INDEPENDENT STUDENTS:
Independent students tend to be sophomores or juniors. They are confident of their abilities and do not feel threatened by the teacher, classwork or the other students. They favor class discussions over lectures. They enjoy collegial relationships with their TA during classtime but do not try to form personal relationships with the TA outside the class. They may resent a TA who is authoritative when they feel that their independence is threatened. At the same time they will not respect a TA who is so friendly that he or she loses control and authority in the classroom.

DISCOURAGED WORKERS:
The discouraged workers are students who are dissatisfied with themselves. They become depressed with their academic work but use the depression to push themselves to improve their work. While they tend to become withdrawn from the teacher and other students, they understand that their feelings of discouragement are within themselves and do not blame others for their feelings. The best way a TA can help a discouraged student is to be patient and encouraging.

SNIPERS:
Snipers are typically underachievers who tend to be rebellious and defensive. They appear to be uninvolved and emotionally indifferent to classroom activities. They dislike ambiguous or highly abstract topics, and they are often intolerant of others. Snipers expect to do poorly in the class and are pessimistic about having a positive relationship with authority figures. They have low self- esteem, and one way they might counterbalance their feelings of inadequacy is by finding fault with the instructor's explanations of the course material. It is important to understand that snipers are often attacking the issues rather than the instructor personally.
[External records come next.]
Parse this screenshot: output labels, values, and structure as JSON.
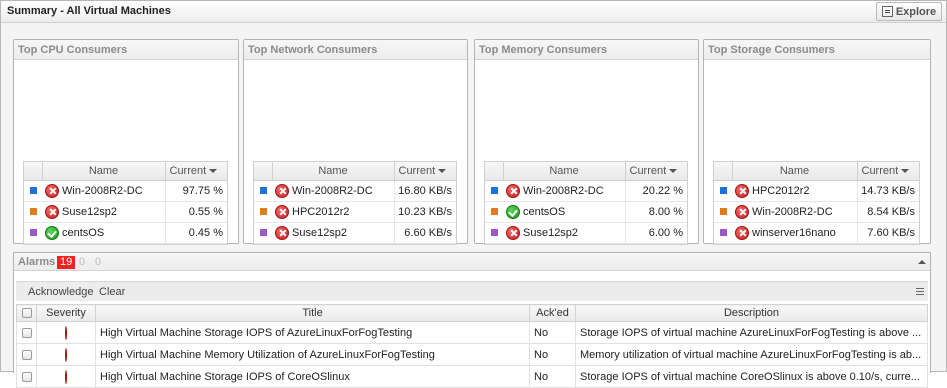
{
  "window": {
    "title": "Summary - All Virtual Machines",
    "explore_label": "Explore"
  },
  "columns": {
    "name": "Name",
    "current": "Current"
  },
  "colors": {
    "blue": "#1e73d8",
    "orange": "#e07b1e",
    "purple": "#9b59c6"
  },
  "panels": [
    {
      "title": "Top CPU Consumers",
      "rows": [
        {
          "swatch": "blue",
          "status": "error",
          "name": "Win-2008R2-DC",
          "value": "97.75 %"
        },
        {
          "swatch": "orange",
          "status": "error",
          "name": "Suse12sp2",
          "value": "0.55 %"
        },
        {
          "swatch": "purple",
          "status": "ok",
          "name": "centsOS",
          "value": "0.45 %"
        }
      ]
    },
    {
      "title": "Top Network Consumers",
      "rows": [
        {
          "swatch": "blue",
          "status": "error",
          "name": "Win-2008R2-DC",
          "value": "16.80 KB/s"
        },
        {
          "swatch": "orange",
          "status": "error",
          "name": "HPC2012r2",
          "value": "10.23 KB/s"
        },
        {
          "swatch": "purple",
          "status": "error",
          "name": "Suse12sp2",
          "value": "6.60 KB/s"
        }
      ]
    },
    {
      "title": "Top Memory Consumers",
      "rows": [
        {
          "swatch": "blue",
          "status": "error",
          "name": "Win-2008R2-DC",
          "value": "20.22 %"
        },
        {
          "swatch": "orange",
          "status": "ok",
          "name": "centsOS",
          "value": "8.00 %"
        },
        {
          "swatch": "purple",
          "status": "error",
          "name": "Suse12sp2",
          "value": "6.00 %"
        }
      ]
    },
    {
      "title": "Top Storage Consumers",
      "rows": [
        {
          "swatch": "blue",
          "status": "error",
          "name": "HPC2012r2",
          "value": "14.73 KB/s"
        },
        {
          "swatch": "orange",
          "status": "error",
          "name": "Win-2008R2-DC",
          "value": "8.54 KB/s"
        },
        {
          "swatch": "purple",
          "status": "error",
          "name": "winserver16nano",
          "value": "7.60 KB/s"
        }
      ]
    }
  ],
  "alarms": {
    "label": "Alarms",
    "count_critical": "19",
    "count_warning": "0",
    "count_info": "0",
    "toolbar": {
      "acknowledge": "Acknowledge",
      "clear": "Clear"
    },
    "headers": {
      "severity": "Severity",
      "title": "Title",
      "acked": "Ack'ed",
      "description": "Description"
    },
    "rows": [
      {
        "severity": "error",
        "title": "High Virtual Machine Storage IOPS of AzureLinuxForFogTesting",
        "acked": "No",
        "description": "Storage IOPS of virtual machine AzureLinuxForFogTesting is above ..."
      },
      {
        "severity": "error",
        "title": "High Virtual Machine Memory Utilization of AzureLinuxForFogTesting",
        "acked": "No",
        "description": "Memory utilization of virtual machine AzureLinuxForFogTesting is ab..."
      },
      {
        "severity": "error",
        "title": "High Virtual Machine Storage IOPS of CoreOSlinux",
        "acked": "No",
        "description": "Storage IOPS of virtual machine CoreOSlinux is above 0.10/s, curre..."
      }
    ]
  }
}
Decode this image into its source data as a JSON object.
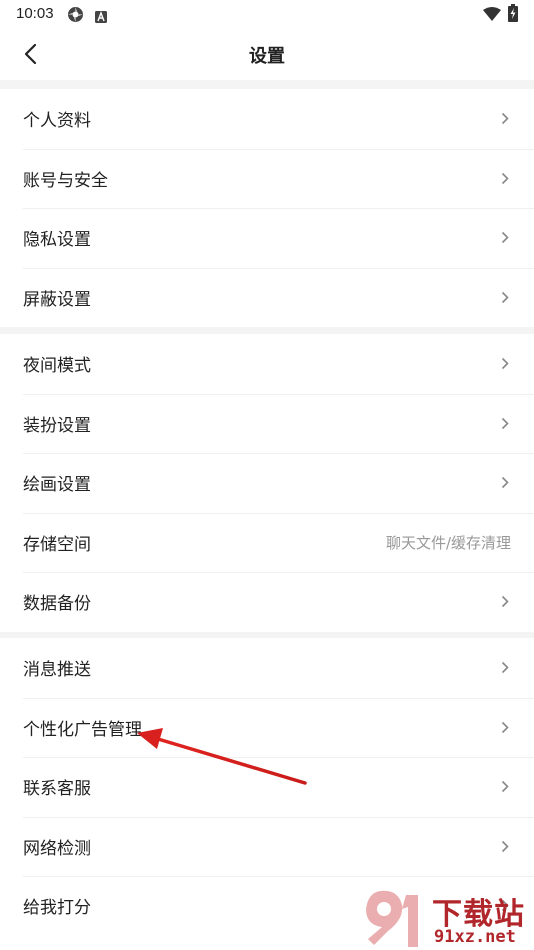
{
  "status_bar": {
    "time": "10:03"
  },
  "header": {
    "title": "设置"
  },
  "groups": [
    {
      "items": [
        {
          "label": "个人资料"
        },
        {
          "label": "账号与安全"
        },
        {
          "label": "隐私设置"
        },
        {
          "label": "屏蔽设置"
        }
      ]
    },
    {
      "items": [
        {
          "label": "夜间模式"
        },
        {
          "label": "装扮设置"
        },
        {
          "label": "绘画设置"
        },
        {
          "label": "存储空间",
          "hint": "聊天文件/缓存清理"
        },
        {
          "label": "数据备份"
        }
      ]
    },
    {
      "items": [
        {
          "label": "消息推送"
        },
        {
          "label": "个性化广告管理"
        },
        {
          "label": "联系客服"
        },
        {
          "label": "网络检测"
        },
        {
          "label": "给我打分"
        }
      ]
    }
  ],
  "watermark": {
    "top": "下载站",
    "bottom": "91xz.net"
  },
  "colors": {
    "annotation_arrow": "#d8201e",
    "separator_band": "#f4f4f4",
    "chevron": "#888888"
  }
}
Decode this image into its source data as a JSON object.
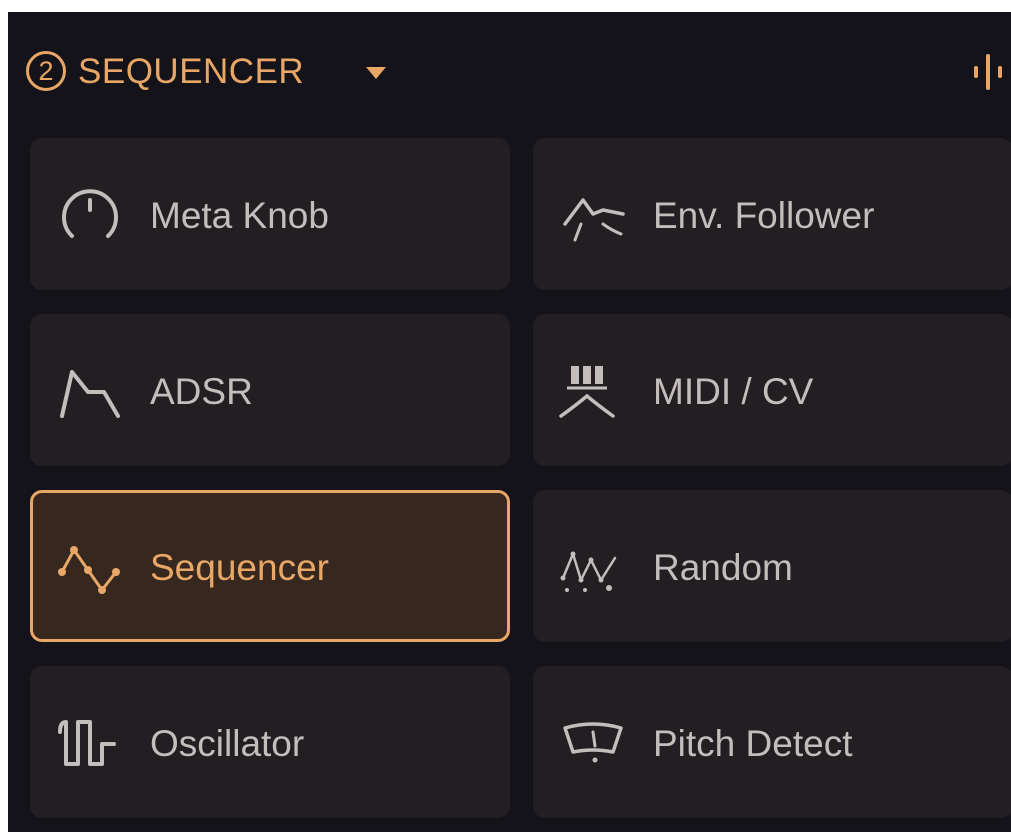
{
  "header": {
    "slot_number": "2",
    "title": "SEQUENCER",
    "icons": {
      "dropdown": "caret-down-icon",
      "meter": "level-meter-icon"
    }
  },
  "modulators": [
    {
      "label": "Meta Knob",
      "icon": "knob-icon",
      "selected": false
    },
    {
      "label": "Env. Follower",
      "icon": "envelope-follower-icon",
      "selected": false
    },
    {
      "label": "ADSR",
      "icon": "adsr-envelope-icon",
      "selected": false
    },
    {
      "label": "MIDI / CV",
      "icon": "midi-cv-icon",
      "selected": false
    },
    {
      "label": "Sequencer",
      "icon": "sequencer-steps-icon",
      "selected": true
    },
    {
      "label": "Random",
      "icon": "random-icon",
      "selected": false
    },
    {
      "label": "Oscillator",
      "icon": "oscillator-wave-icon",
      "selected": false
    },
    {
      "label": "Pitch Detect",
      "icon": "pitch-detect-icon",
      "selected": false
    }
  ],
  "colors": {
    "accent": "#e8a766",
    "panel_background": "#15131a",
    "tile_background": "#221e22",
    "selected_tile_background": "#36281e",
    "label_text": "#c3bdbc"
  }
}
The TA needs to be able to distance him or herself from the issues so the snipers's attacks are not taken personally.

HEROES:
The "heroes" are very involved with the coursework and may feel superior to their classmates. When they enjoy the class, they may identify with the teacher, but dislike students who make unnecessary comments or try to challenge the teacher on minor issues. Hero students are very intelligent and resent being told what to do. They resent an instructor who they perceive as highly authoritarian since they fear having their "freedom" and classroom independence taken away.

ATTENTION-SEEKERS:
Attention-seekers are the most social and extroverted students in the class. They are eager to be liked by their TA and peers. A desire to do well in class and get good grades is apparent, although at times they tend to be "show-offs". Being approved of and reassured by their teachers is very important to them, even though their behavior is sometimes inappropriate or extreme. Because they are very concerned with self-image, they want the TA to set clear guidelines for appropriate classroom behavior. They need to know just how far they can go with their behavior in class even though they often test the limits of behavior set by the TA. They are extremely sensitive to reprimands, and contrary to their attention-seeking behaviors in class, these students do fear being put on the spot by the TA.

Student types are not static and a particular student may display behaviors of various student types in various courses, depending on his or her relationship with the TA and the subject matter of the course. While a TA cannot hope to meet the expectations of every student, knowing about different types of students can provide a basis for understanding student behavior, facilitating student learning, and developing productive TA-student relationships.